Logistic Regression Use Case (1)

Binomial logistic regression is used extensively in the medical and social sciences fields, and in marketing applications that predict a customer's propensity to purchase a product.

Credit Delinquency

The following model demonstrates using a logistic regression model to assess chances of credit delinquency. In this case, the Value to Predict might be defined as the probability of a "1" for an individual having a seriously delinquent credit card balance. A logistic regression could predict the chances of a Serious Delinquency value of 1 given the individual's revolving utilization, debt ratio, credit lines, monthly income, age, education, number of dependents, and number of times 30/90 days late.

Datasets

This example dataset was created by joining two source datasets: one with credit history (credit.csv (1.8MB)), and one with demographic profile data for each client (demographics.csv (1.4MB)).

The Table Join operator configuration and the resulting dataset are shown below.



Workflow

Build a logistic regression model from the joined dataset by adding the Logistic Regression and Logistic Regression Prediction operators, as well as the ROC (Receiver Operating Characteristic), Confusion Matrix, Goodness of Fit, and LIFT scoring operators, as follows.



Results

The Summary section displays the following.

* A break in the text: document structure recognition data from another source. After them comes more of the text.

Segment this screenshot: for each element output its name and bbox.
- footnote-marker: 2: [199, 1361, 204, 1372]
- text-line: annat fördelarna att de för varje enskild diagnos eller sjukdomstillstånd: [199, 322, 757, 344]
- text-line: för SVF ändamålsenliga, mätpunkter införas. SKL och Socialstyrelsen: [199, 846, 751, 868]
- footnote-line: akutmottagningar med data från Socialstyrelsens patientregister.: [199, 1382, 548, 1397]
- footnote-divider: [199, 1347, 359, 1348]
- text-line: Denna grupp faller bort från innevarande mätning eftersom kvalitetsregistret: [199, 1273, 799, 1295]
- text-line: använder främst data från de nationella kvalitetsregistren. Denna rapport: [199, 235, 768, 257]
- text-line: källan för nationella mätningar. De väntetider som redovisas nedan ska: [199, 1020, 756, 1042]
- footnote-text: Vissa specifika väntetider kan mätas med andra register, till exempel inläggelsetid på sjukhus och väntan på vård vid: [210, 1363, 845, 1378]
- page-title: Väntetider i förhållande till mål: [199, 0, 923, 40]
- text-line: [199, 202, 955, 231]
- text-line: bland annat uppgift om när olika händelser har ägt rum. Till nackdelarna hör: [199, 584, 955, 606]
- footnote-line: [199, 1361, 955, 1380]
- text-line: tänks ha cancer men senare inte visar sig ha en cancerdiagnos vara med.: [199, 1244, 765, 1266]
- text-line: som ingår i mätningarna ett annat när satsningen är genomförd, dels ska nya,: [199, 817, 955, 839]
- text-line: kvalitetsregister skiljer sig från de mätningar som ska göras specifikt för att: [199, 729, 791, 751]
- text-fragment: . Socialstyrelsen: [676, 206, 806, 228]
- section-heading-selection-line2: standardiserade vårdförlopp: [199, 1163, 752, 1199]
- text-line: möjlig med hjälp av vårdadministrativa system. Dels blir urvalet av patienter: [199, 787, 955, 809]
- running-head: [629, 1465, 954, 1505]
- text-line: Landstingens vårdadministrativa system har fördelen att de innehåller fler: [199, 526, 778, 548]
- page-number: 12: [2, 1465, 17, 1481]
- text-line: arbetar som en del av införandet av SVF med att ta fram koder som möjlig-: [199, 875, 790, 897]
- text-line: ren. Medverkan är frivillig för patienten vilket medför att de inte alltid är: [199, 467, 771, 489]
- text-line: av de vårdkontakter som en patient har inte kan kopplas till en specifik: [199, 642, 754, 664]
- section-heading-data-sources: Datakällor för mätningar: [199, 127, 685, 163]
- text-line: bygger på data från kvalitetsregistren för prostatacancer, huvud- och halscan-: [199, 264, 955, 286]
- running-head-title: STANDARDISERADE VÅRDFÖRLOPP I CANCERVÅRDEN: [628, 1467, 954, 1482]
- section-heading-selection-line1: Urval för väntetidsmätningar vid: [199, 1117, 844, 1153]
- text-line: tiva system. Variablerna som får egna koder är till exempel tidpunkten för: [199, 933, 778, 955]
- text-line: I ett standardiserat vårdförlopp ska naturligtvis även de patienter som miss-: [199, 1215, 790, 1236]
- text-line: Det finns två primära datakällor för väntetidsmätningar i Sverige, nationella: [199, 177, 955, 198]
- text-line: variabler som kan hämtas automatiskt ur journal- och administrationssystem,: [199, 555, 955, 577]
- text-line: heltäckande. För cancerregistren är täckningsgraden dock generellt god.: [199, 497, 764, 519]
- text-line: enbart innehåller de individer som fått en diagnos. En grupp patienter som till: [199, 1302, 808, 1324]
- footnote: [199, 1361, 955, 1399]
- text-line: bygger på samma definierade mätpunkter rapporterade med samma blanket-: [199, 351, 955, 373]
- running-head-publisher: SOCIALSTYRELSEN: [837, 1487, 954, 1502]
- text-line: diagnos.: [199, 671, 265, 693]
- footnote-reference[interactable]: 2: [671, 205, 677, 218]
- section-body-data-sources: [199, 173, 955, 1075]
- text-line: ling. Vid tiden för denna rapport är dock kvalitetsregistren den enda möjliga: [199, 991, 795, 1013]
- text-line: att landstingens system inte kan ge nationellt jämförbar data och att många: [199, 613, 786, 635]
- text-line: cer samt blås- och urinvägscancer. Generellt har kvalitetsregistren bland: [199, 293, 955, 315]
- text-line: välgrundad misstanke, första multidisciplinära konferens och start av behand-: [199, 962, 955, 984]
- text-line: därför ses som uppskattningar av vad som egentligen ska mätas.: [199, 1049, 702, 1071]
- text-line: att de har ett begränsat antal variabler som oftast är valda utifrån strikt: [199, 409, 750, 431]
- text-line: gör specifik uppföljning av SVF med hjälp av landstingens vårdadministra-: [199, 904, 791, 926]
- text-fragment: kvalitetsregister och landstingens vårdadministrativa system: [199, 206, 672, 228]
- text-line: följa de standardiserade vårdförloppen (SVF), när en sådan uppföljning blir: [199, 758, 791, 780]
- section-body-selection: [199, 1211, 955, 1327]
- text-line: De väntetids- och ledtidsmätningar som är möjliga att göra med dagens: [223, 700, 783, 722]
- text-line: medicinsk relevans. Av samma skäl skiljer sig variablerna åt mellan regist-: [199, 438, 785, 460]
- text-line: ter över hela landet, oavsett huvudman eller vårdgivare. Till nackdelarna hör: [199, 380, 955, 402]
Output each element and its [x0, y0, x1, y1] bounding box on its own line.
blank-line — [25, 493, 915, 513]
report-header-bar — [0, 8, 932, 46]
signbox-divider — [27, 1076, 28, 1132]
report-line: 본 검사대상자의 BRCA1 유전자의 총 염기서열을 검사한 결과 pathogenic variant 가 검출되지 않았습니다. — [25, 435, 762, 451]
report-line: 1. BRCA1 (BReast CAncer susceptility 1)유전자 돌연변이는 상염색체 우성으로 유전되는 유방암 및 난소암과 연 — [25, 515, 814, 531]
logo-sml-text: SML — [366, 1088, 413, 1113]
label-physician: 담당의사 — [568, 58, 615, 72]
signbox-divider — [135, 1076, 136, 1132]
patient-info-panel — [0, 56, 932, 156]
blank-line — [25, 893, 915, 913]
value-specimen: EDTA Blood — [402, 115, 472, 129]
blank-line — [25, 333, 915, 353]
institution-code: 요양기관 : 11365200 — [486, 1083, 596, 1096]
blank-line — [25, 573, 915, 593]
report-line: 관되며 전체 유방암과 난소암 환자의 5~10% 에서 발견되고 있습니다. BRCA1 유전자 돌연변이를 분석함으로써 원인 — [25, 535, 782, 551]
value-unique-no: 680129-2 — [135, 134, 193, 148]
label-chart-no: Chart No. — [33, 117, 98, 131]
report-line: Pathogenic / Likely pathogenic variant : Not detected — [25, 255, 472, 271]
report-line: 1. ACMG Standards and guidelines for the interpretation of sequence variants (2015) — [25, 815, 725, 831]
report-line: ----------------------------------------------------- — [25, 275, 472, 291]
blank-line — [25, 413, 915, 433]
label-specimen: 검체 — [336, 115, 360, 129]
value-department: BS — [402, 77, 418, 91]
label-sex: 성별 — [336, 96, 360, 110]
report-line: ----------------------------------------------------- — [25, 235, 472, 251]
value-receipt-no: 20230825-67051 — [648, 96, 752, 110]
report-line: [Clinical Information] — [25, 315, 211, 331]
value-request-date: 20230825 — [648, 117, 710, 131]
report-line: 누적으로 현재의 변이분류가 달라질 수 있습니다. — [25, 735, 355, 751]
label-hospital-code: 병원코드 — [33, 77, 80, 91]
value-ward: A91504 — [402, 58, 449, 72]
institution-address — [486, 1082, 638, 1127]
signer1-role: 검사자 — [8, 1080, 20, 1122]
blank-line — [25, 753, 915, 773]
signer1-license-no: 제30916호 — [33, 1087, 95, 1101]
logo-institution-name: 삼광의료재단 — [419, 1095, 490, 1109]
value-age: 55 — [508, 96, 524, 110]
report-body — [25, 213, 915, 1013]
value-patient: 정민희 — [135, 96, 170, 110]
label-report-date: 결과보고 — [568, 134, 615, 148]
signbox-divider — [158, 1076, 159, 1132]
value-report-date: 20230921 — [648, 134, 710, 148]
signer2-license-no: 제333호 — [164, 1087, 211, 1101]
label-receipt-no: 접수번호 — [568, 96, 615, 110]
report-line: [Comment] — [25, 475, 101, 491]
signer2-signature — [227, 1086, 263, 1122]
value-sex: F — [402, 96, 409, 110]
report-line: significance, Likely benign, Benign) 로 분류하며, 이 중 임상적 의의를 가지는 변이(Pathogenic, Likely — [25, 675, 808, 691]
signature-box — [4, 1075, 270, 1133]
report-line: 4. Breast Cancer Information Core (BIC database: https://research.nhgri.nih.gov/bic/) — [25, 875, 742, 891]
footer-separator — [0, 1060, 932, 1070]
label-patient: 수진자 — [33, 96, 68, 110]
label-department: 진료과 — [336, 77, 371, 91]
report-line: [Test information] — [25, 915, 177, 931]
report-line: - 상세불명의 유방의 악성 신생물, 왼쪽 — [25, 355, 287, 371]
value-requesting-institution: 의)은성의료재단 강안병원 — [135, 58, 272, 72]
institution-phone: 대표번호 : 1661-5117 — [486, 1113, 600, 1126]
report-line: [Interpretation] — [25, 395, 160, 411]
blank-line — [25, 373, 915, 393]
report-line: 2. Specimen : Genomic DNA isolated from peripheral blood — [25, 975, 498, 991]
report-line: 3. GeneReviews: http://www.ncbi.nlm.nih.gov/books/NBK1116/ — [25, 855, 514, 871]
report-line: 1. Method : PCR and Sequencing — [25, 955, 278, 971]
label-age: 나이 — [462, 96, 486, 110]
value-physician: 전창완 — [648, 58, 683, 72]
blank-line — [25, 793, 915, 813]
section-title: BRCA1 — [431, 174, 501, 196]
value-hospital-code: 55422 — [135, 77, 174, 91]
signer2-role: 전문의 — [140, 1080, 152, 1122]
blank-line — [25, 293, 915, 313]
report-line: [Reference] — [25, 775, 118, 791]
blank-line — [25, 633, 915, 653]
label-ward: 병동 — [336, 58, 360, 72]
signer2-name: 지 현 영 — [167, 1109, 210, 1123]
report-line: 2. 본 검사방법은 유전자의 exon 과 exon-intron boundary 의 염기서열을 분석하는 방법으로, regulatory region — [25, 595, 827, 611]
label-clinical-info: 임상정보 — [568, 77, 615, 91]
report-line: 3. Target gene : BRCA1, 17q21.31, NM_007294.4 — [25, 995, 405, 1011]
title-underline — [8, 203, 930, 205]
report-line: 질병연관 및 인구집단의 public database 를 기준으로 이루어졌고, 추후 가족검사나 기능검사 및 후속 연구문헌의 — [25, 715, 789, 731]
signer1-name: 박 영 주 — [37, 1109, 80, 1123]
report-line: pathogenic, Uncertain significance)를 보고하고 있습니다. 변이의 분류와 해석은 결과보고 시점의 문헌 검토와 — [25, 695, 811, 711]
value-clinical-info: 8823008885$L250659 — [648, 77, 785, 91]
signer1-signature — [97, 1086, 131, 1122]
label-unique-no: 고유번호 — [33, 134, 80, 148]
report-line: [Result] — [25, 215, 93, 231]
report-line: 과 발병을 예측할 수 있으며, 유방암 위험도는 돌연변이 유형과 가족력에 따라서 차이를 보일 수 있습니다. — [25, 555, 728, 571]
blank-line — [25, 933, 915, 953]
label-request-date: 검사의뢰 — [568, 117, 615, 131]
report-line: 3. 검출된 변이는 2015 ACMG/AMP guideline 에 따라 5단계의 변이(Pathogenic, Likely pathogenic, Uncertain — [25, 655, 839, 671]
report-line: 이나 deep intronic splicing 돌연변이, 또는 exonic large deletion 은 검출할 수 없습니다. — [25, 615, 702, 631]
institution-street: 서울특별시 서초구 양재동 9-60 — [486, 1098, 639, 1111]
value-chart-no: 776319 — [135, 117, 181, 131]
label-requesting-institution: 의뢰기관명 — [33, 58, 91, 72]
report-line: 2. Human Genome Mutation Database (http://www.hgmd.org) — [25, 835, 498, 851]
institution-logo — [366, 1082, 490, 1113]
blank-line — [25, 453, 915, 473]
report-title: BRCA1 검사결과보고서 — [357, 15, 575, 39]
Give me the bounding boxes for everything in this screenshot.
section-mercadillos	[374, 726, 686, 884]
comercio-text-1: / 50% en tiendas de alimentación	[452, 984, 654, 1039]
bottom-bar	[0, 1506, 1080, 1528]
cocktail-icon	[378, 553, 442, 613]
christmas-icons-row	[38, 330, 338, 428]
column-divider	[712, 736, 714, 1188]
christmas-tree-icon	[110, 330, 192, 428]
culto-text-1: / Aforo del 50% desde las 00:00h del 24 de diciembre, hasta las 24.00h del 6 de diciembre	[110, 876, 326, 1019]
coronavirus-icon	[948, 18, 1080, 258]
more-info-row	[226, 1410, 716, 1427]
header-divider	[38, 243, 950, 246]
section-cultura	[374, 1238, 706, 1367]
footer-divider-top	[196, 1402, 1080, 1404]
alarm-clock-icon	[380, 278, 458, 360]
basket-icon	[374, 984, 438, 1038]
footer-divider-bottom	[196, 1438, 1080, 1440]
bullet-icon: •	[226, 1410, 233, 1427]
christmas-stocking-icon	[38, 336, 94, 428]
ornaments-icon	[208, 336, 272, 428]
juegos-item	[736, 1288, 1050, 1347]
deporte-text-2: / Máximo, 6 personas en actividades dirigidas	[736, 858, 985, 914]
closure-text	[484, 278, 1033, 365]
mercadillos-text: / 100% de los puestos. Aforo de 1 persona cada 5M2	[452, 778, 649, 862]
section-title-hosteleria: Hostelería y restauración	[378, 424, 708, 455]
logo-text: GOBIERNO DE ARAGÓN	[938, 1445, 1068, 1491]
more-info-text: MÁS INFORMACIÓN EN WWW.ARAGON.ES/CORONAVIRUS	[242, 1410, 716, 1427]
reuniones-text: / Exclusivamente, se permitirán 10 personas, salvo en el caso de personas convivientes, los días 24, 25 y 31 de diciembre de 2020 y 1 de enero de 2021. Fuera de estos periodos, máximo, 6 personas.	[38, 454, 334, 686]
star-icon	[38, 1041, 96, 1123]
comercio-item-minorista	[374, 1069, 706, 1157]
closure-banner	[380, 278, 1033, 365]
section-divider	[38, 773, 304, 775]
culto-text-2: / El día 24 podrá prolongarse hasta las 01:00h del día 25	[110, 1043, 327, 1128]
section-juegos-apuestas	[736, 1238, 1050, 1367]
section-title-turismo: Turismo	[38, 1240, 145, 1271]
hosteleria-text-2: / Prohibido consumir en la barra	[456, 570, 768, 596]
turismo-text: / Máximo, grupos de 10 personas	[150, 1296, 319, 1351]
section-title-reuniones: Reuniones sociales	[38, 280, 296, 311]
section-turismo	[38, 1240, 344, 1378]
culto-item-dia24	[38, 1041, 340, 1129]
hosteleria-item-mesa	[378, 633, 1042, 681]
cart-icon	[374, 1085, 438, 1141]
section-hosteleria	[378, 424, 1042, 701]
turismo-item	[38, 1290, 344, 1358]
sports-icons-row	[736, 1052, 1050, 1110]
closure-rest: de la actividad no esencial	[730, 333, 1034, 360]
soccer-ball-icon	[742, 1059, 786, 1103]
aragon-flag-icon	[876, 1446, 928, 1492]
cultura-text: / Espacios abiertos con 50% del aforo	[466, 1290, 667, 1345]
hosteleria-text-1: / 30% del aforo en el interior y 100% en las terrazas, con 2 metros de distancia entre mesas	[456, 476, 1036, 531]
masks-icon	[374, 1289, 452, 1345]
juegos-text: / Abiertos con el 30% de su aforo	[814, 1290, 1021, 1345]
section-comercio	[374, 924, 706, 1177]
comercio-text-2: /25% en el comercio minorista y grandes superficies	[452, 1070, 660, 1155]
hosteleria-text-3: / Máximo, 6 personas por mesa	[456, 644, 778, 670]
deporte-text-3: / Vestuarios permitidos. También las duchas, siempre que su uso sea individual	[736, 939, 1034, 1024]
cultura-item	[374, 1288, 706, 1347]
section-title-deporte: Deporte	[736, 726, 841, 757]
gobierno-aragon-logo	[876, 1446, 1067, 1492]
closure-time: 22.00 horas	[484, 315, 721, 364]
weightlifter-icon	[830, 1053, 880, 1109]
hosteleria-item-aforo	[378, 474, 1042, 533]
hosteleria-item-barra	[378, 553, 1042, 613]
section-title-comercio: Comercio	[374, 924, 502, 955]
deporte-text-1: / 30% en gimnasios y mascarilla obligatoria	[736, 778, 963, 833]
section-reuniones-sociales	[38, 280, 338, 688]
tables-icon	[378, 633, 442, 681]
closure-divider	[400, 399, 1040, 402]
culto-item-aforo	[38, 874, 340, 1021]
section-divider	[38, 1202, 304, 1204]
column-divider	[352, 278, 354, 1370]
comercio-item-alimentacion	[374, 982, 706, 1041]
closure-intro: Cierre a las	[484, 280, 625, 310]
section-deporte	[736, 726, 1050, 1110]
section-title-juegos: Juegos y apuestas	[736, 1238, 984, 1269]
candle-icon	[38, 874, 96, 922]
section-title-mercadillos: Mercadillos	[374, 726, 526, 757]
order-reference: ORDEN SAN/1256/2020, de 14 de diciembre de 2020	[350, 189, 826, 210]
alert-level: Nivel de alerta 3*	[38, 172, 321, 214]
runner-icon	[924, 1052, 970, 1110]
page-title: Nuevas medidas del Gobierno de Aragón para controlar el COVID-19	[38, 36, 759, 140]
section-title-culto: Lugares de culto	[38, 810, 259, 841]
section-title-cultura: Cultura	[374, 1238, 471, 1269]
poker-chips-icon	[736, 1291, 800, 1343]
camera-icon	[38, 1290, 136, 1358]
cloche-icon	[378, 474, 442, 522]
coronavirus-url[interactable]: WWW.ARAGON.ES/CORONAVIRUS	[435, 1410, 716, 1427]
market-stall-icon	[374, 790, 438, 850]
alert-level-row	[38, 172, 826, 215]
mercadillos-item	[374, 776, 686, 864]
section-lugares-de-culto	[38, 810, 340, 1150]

The overall logistic regression model converged quite quickly with only six iterations that indicate there is correlation determined.
  • The Residual Deviance is better than the Null Deviance, meaning that the model is more predictive than a random guess.
  • The Chi-squared value is the difference between the two.

Always check the ratio of the Chi-Squared value to Null Deviance. This ratio is the portion of the Dependent Variable's variance explained by the logistic regression model: an analogue of R2 statistic for linear regression. In this example, the percent of variance explained is 4163.5420/18528.9167, or 22.4%. (Not very high.)

The Data results section displays the following:



For analysis, sort by P-value by clicking the column header. This provides a quick way to assess the confidence of the variable being significant in the model. The smaller the P-value the better.

In this example, 90dayslate, debt_ratio, and income all have P-values less than 5%. You can iterate on the model, removing the less significant parameters such as credit_lines, revolve_util, age, edu, 30dayslate, and num_dep. Rerun the model and recheck the significance.

Including the Logistic Regression Prediction operator provides additional model results:

  • The prediction value (0 or 1) uses a threshold assumption of less than 50% confidence that the prediction happens.
  • The C(1) column indicates the confidence that the Dependent value is 1.
  • The C(0) column indicates the confidence that the Dependent value is 0.
  • The modeler can decide to ignore the prediction column and use a different confidence level to group the individuals likely to have credit delinquency, using a lower threshold such as 0.25, for example.



Hooking in additional logistic regression model diagnostic tools, such as the ROC graph, LIFT, and Goodness Of Fit operators, provides additional feedback on the quality of the model.

The ROC Curve plots the sensitivity (percent of correctly-classified results) versus false positives, as shown below.



The larger the AUC value, the more predictive the model is. Any AUC value over .80 is typically considered a "good" model. A value of .5 just means the model is no better than a "dumb" model that can guess the right answer half of the time.